自身の持つイメージや写真だけでオーダースーツの生地の色やデザインを決めてしまうと、仕上がりに満足できない場合があります。選択肢を広げるためにも、できるだけ多く実際の生地やデザインをチェックしておくことが大切です。テーラーには、生地見本やスーツの型紙が多く展示されているので、参考までにきちんと見ておくことをおすすめします。


「適正価格を見極める」


スーツをオーダーするときには適正価格を見極めることも大切です。生地やカスタマイズによって価格が大きく変わるオーダースーツですが、値段は高ければ高い程良いというものでは決してありません。
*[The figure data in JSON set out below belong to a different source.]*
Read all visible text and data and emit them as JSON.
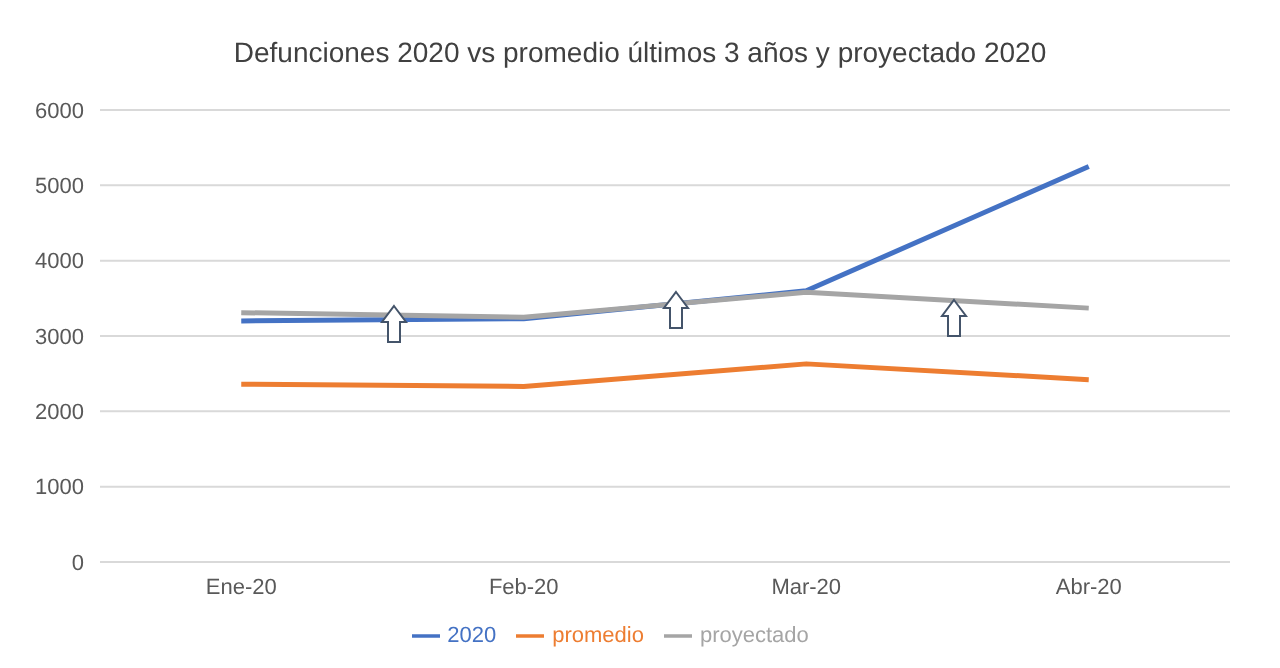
{
  "chart_data": {
    "type": "line",
    "title": "Defunciones 2020 vs promedio últimos 3 años y proyectado 2020",
    "categories": [
      "Ene-20",
      "Feb-20",
      "Mar-20",
      "Abr-20"
    ],
    "series": [
      {
        "name": "2020",
        "color": "#4472c4",
        "values": [
          3200,
          3230,
          3600,
          5250
        ]
      },
      {
        "name": "promedio",
        "color": "#ed7d31",
        "values": [
          2360,
          2330,
          2630,
          2420
        ]
      },
      {
        "name": "proyectado",
        "color": "#a5a5a5",
        "values": [
          3310,
          3250,
          3580,
          3370
        ]
      }
    ],
    "ylim": [
      0,
      6000
    ],
    "yticks": [
      0,
      1000,
      2000,
      3000,
      4000,
      5000,
      6000
    ],
    "grid": "y",
    "legend": "bottom",
    "marker": "none"
  }
}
発色がよく1本1本の糸が細い繊細な生地は高価な傾向にありますが、破れやすいという特徴があります。毎日着用するスーツには、このような生地は不向きです。また、安価過ぎるスーツは仕上がりが粗悪で長く着用できないこともあります。値段が安くても、着用できる期間が短すぎれば、コストパフォーマンスが悪いということにもなりかねません。リーズナブルにスーツをオーダーしたいと思ったら、事前にシステムや参考までに利用した人の口コミなどに目を通すこともおすすめします。


「プロによる的確なアドバイスを受ける」


「こんなスーツにしたい」というイメージが固まっている場合でも、プロによるアドバイスには耳を傾けることが重要です。生地の性質と型紙の相性によっては、スーツが破れやすくなったり、傷みやすくなったりするケースもあります。成功例だけでなく、失敗例も知識として持ち合わせているプロのアドバイスは、自分だけの最高の一着を手に入れるためには必須なのです。

まとめ

オーダースーツを“着用する”メリットは多く、「一着作ってみたい!」と考える人は多いはず。手順やポイントなどを理解すれば、オーダーするのは難しいことではありません。世界ひとつの満足いく自分だけの一着を手に入れたら、その心地よさが手放せなくなるのは間違いありません。ぜひ一度「自分オリジナル」のスーツで個性を表現してみてはいかがでしょうか。